Gevo has focused on corn-based biofuel, making isobutanol from inedible corn at its plant in Luverne, Minnesota. Corn-biofuel advantages are numerous, chiefly because producers have had so much practice—ethanol is widely produced. Because corn agriculture has been studied and modified over the last century, yields have been dialed in to be highly productive. Gevo has used biotechnology for biofuels to develop the process to make isobutanol, using Gevo’s proprietary yeast.

Biofuel made from corn has reduced carbon intensity because the farmers are using advanced agriculture methods to grow it, including low-till or no-till techniques that help the farms capture more of the carbon.

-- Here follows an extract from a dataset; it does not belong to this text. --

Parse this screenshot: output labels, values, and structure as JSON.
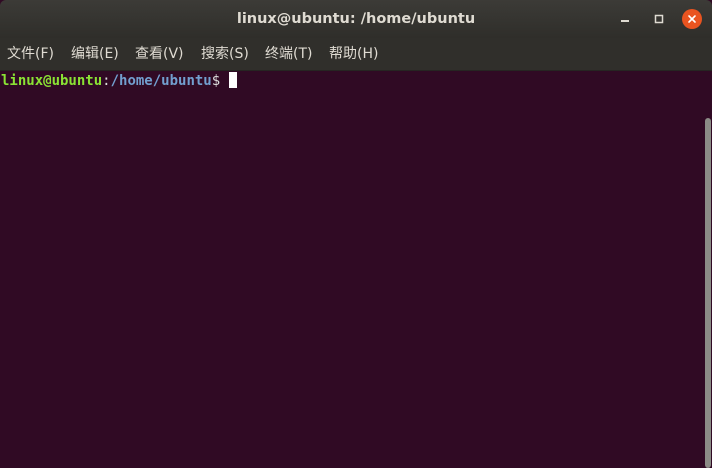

Because corn grows quickly and creates large biomass, the plants absorb large quantities of carbon from the atmosphere. Gevo is partnered with area farmers to improve their growing techniques, resulting in better yield, improved root generation, and better carbon sequestration in the soil.

Biofuels Research Goes Beyond Corn

Biofuels alternative feedstocks and conversion processes use lignocellulose as another source of the starches needed to produce biofuel, from feedstocks including bagasse (sugarcane waste), rice straw, and woodslash or forest waste. Many of these cellulosic biofuel feedstocks would otherwise add to atmospheric carbon dioxide levels by being burned, as is the case with rice straw in India and woodslash as a result of wildfires.